The Ford Tri-Motor

What can I say, this plane is now stuck in my head. You wouldn’t think by looking at it how revolutionary this plane was but the 4-At and 5-AT were big deals when they came out in the late 1920’s. One of the biggest problems with early aviation was getting people to believe that planes were safe. Henry and Edsel Ford did a amazing job to help promote safety and a big part of that was believing in William Stout, the engineer who first came up with the new monoplane design that eventually became the Ford Tri-Motor. While Stout’s original concept for the Tri-Motor was never used, elements were taken off of that plane and were incorporated in the Tri-Motor we know today. One of the biggest was the third engine which was there for safety in case one engine quit and power. Engines back then just weren’t the same as now.

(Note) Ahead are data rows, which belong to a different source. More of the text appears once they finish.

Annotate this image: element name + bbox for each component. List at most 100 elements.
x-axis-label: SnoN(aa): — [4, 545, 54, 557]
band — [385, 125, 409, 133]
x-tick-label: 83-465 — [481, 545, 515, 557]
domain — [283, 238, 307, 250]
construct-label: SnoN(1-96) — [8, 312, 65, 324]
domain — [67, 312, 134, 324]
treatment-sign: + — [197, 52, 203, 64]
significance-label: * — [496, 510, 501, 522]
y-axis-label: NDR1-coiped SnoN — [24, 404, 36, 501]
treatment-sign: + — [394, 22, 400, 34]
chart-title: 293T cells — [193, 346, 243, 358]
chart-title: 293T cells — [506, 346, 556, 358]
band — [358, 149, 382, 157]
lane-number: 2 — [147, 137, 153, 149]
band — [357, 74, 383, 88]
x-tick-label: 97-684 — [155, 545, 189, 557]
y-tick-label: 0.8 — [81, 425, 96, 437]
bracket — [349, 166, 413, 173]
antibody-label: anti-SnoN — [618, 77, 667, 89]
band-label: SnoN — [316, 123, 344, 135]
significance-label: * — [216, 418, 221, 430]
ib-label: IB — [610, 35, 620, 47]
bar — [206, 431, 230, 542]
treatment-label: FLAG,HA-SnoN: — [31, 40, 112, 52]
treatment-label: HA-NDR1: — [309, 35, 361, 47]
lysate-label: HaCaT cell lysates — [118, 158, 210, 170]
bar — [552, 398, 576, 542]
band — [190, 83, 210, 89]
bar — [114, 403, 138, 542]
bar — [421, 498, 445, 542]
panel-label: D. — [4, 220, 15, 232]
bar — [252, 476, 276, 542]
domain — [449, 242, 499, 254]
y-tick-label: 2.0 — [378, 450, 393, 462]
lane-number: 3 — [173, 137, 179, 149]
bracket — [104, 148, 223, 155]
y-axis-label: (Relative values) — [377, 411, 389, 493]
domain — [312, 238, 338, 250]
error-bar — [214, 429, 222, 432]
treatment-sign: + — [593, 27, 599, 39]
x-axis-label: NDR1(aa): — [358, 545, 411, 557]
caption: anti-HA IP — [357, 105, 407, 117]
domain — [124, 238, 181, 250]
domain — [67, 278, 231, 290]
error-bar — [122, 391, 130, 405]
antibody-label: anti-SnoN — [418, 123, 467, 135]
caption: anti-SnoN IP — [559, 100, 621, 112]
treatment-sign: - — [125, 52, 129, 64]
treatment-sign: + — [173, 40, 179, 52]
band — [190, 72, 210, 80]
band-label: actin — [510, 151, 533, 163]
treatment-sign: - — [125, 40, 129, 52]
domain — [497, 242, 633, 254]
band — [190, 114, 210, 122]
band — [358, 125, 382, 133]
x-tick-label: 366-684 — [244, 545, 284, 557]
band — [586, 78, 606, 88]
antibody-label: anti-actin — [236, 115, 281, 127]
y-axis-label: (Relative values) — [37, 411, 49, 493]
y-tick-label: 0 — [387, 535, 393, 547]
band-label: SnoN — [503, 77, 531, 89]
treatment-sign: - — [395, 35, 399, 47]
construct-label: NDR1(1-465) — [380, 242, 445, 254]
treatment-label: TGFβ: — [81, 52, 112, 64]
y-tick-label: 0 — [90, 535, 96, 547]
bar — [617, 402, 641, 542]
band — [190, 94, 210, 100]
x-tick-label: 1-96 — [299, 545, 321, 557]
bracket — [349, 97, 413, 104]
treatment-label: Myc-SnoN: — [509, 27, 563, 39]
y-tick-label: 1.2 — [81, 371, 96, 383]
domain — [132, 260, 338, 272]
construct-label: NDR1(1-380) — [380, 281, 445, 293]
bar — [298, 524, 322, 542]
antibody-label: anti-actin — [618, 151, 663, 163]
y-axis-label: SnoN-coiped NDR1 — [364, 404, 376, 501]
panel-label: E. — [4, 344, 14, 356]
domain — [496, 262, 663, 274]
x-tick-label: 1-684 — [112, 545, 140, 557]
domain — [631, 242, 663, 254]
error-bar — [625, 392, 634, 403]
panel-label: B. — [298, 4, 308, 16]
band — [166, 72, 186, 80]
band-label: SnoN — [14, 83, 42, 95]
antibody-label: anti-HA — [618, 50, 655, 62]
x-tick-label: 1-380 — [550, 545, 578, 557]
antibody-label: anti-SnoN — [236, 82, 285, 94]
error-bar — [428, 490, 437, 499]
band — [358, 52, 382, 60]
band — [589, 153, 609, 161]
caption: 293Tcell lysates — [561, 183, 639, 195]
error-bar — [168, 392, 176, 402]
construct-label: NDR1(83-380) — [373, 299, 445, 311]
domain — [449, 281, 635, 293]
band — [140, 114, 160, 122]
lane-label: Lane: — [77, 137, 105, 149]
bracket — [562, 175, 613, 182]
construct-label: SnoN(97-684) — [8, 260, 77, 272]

The Tri-Motor became an American icon and sadly few remain. It didn’t help that only 199 were built but due to the planes reliability and tough overall structure over a dozen have survived in various forms of airworthiness. The best known plane is flown by EAA and can be seen at Oshkosh, WI every year. This particular one is owned by Kermit Weeks, part Fantasy of Flight, and is most well known for being in Indiana Jones and the Temple of Doom. More importantly this plane made the first coast to coast flight while owned by Transcontinental Air Transport, the precursor for TWA.